The Paperback Room
We found them on a hunt for illuminated texts on the second floor of the library
in a quiet wing towards the back, a room with celadon green carpeting
and dark shelves—the paperback romances.
Windows lined one wall but we wouldn’t have looked out the windows.
We four sat and read aloud passages when we should’ve been writing papers.
We laughed at the tropes (she was klutzy and had no idea she was beautiful,
he was a cad who wanted to be a dad) but after “Her skin grew hot
with his gaze” we grew silent. In an almost holy way. We leaned against the shelves
and then eventually sprawled onto our stomachs where instead of listening
like nymphs to Orpheus, we read to ourselves (the heat grew between her legs,
she came in mind-shattering waves, luckily she was on the pill).

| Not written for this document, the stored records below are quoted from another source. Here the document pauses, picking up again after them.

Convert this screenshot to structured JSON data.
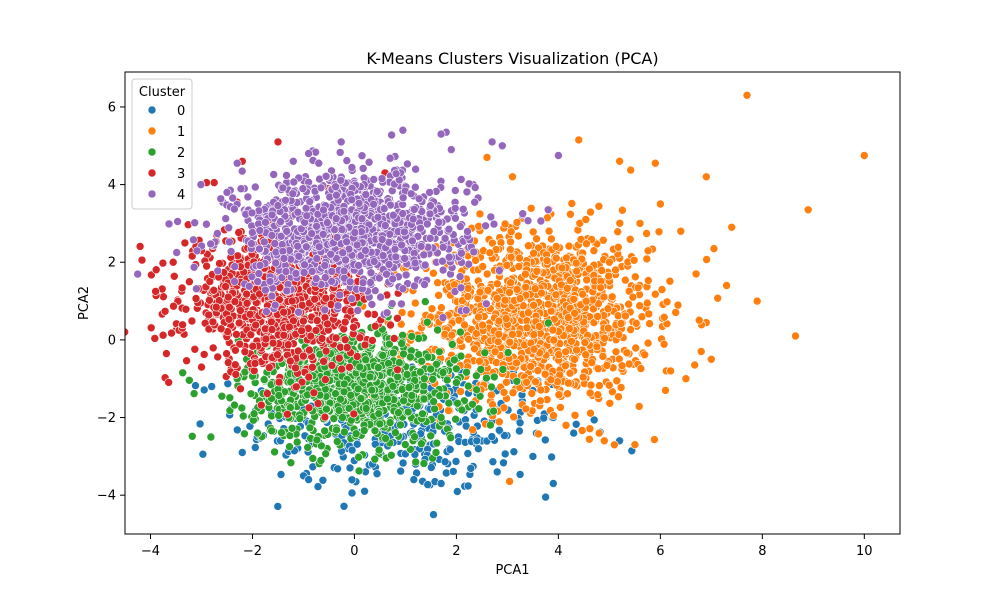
{
  "chart_data": {
    "type": "scatter",
    "title": "K-Means Clusters Visualization (PCA)",
    "xlabel": "PCA1",
    "ylabel": "PCA2",
    "xlim": [
      -4.5,
      10.7
    ],
    "ylim": [
      -5.0,
      6.9
    ],
    "x_ticks": [
      -4,
      -2,
      0,
      2,
      4,
      6,
      8,
      10
    ],
    "y_ticks": [
      -4,
      -2,
      0,
      2,
      4,
      6
    ],
    "x_tick_labels": [
      "−4",
      "−2",
      "0",
      "2",
      "4",
      "6",
      "8",
      "10"
    ],
    "y_tick_labels": [
      "−4",
      "−2",
      "0",
      "2",
      "4",
      "6"
    ],
    "grid": false,
    "legend": {
      "title": "Cluster",
      "placement": "top-left"
    },
    "series": [
      {
        "name": "0",
        "color": "#1f77b4",
        "centroid": [
          1.0,
          -2.2
        ],
        "spread": [
          1.6,
          0.9
        ],
        "cloud_count": 320,
        "x": [
          1.55,
          3.75,
          1.7,
          3.9,
          -2.2,
          -2.8,
          5.2,
          3.5,
          4.3,
          3.9,
          2.8,
          0.2,
          -1.0,
          1.2,
          -0.9,
          2.4
        ],
        "y": [
          -4.5,
          -4.05,
          -3.7,
          -3.7,
          -2.9,
          -1.2,
          -2.6,
          -3.0,
          -2.4,
          -2.0,
          -3.4,
          -3.9,
          -3.5,
          -3.2,
          -3.6,
          -2.6
        ]
      },
      {
        "name": "1",
        "color": "#ff7f0e",
        "centroid": [
          3.6,
          0.6
        ],
        "spread": [
          1.1,
          1.1
        ],
        "cloud_count": 1300,
        "x": [
          7.7,
          10.0,
          4.4,
          8.9,
          8.65,
          7.9,
          5.5,
          6.9,
          7.0,
          6.5,
          6.1,
          5.9,
          7.4,
          7.05,
          6.0,
          6.8,
          5.2,
          4.9,
          2.6,
          5.0,
          7.3,
          6.4,
          4.15,
          4.8,
          3.1,
          6.2,
          5.6,
          6.7
        ],
        "y": [
          6.3,
          4.75,
          5.15,
          3.35,
          0.1,
          1.0,
          -2.7,
          4.2,
          -0.5,
          -1.0,
          -1.3,
          4.55,
          2.9,
          2.35,
          3.5,
          -0.3,
          4.6,
          -2.6,
          4.7,
          2.0,
          1.4,
          2.8,
          -2.2,
          -2.4,
          4.2,
          -0.8,
          3.0,
          1.7
        ]
      },
      {
        "name": "2",
        "color": "#2ca02c",
        "centroid": [
          0.0,
          -1.2
        ],
        "spread": [
          1.05,
          0.75
        ],
        "cloud_count": 900,
        "x": [
          -2.6,
          -1.9,
          1.6,
          2.0,
          -2.3,
          1.7
        ],
        "y": [
          -1.45,
          -2.4,
          -2.9,
          -1.1,
          -1.0,
          -2.0
        ]
      },
      {
        "name": "3",
        "color": "#d62728",
        "centroid": [
          -1.5,
          1.0
        ],
        "spread": [
          0.9,
          0.85
        ],
        "cloud_count": 1000,
        "x": [
          -3.9,
          -2.9,
          -3.0,
          -2.2,
          -1.5,
          -2.75,
          -3.0,
          -2.9,
          0.6,
          -0.5
        ],
        "y": [
          1.25,
          4.05,
          -0.7,
          4.6,
          5.1,
          4.05,
          2.3,
          1.9,
          4.3,
          3.9
        ]
      },
      {
        "name": "4",
        "color": "#9467bd",
        "centroid": [
          -0.1,
          2.8
        ],
        "spread": [
          1.15,
          0.75
        ],
        "cloud_count": 1100,
        "x": [
          0.95,
          1.8,
          2.7,
          2.9,
          4.0,
          -2.3,
          1.7,
          -0.9,
          -1.2,
          -0.7,
          3.8,
          3.3,
          -2.5,
          1.9
        ],
        "y": [
          5.4,
          5.35,
          5.1,
          5.0,
          4.75,
          4.55,
          5.3,
          4.8,
          4.6,
          4.55,
          3.35,
          3.25,
          3.8,
          4.9
        ]
      }
    ]
  }
}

Light faded and someone mentioned the dining hall closing
so we wrapped scarves, hauled on peacoats, and trudged up the hill
through broken-up and frozen-over floes of December snow.
In our warm, incandescent rooms we returned
to comparing Van Gogh’s potatoes to Williams’s plums.
Later my friend confessed she went alone to the paperback room the next day
and stunned herself with how she couldn’t stop reading.
She was the most honest of us all about the chaos of her body,
and in that icy cloister of stone and bookish girls
I fell deeper for her (after all, the safest place is to be hidden,
but still to see) and her thirst for these objects
of obsession. Her study was not even as a bid for self-possession
but simply as a woman who plays with the wild deities
guarding dusty truths in the next room.